Back to the Ana Botella controversy, her advisor, Mr Terrence Burns, is an expert advisor and consultant and has succesfully helped several other cities in becoming Olympic. I don't know much about what was going on in the background, but from the outside it seems that Mr Burns has never seen himself in such dire straits.

Let me explain. Mr Burns had to do many things, including coaching Ana Botella for the promotion of Madrid 2020. An obvious bonus would be, someone thought, if she defended it with a speech in English. What a great idea! As a marketing strategy it is a logical move.

Not really. Because it backfired.

People who learn things phonetically are typically people with a musical training which I expect Ana Botella does not have. A famous case in this sense was Pavarotti. He had that skills, to the point that he couldn't read music scores but could sing incredibly well in languages he did not speak.

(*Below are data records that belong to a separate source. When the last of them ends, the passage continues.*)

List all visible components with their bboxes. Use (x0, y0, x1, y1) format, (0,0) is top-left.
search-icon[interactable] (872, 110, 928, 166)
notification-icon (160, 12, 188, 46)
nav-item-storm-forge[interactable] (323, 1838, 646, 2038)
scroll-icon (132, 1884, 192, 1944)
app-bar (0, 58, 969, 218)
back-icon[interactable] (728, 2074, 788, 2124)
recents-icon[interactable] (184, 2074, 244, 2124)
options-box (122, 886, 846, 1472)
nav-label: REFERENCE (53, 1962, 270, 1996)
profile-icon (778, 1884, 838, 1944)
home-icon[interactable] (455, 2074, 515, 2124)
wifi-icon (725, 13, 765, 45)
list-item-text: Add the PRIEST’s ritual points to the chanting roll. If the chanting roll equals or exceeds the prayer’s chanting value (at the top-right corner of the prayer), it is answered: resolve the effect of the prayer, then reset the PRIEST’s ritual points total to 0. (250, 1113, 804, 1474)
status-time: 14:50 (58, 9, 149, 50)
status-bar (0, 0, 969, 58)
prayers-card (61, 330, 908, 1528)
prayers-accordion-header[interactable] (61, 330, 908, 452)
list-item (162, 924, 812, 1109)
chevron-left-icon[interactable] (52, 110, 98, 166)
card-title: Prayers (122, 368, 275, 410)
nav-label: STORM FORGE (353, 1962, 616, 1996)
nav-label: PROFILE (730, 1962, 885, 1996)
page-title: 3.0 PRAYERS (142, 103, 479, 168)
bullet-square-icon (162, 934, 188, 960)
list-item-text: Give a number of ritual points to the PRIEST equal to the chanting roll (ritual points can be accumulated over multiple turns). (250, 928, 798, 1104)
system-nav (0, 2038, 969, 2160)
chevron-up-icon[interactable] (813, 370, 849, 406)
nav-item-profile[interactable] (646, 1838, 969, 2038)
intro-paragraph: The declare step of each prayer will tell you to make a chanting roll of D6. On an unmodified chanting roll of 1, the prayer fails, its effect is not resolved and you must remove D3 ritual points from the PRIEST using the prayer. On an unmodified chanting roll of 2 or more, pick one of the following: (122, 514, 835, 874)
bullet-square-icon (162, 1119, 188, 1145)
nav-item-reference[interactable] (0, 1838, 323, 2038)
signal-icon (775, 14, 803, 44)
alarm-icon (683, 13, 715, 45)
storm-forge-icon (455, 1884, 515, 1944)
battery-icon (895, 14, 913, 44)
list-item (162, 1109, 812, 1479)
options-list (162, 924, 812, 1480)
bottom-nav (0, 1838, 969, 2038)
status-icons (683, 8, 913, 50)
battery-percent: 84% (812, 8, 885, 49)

One thing which I do with my clients is explain them where the problems lay and how things work. Obviously in order to do that, you need an insight into the topic. That's where, in my opinion, the training of Mrs Botella should have been handed to a language expert. I have no doubt about other skills that Mr. Burns may possess, but the language hurdle was one which he was not ready to address.

Yet another aside: my opinion is that Mrs. Botella's english proficiency did not play a significant role in not getting the olympics for Madrid. It was just a very public and very notorious embarrasment.

Alternatives to what happened in Buenos Aires: she could have spoken in Spanish (after all it is not a tiny, irrelevant language that a bunch of people speak on a small island somewhere) or even better, she could have introduced briefly someone who could do it better, like some spanish athlete or maybe the councillor for sports (if there is one and if he can speak English).

It is a national sport to laugh at people in disgrace. Mrs Botella made it crystal clear that she completely lacked a skill that is vital if you are the mayor of a world-class capital that aspires to hosting the olympics. But she is the tip of the iceberg. The employees and executives of many companies in Spain are in similar situations and their business opportunities are seriously compromised by their deficiencies or their lack of english skills. Many unemployed people in this country would have a job abroad if only they spoke decently other languages besides Spanish.

Solutions to this? that is a topic for a different post. This is long enough!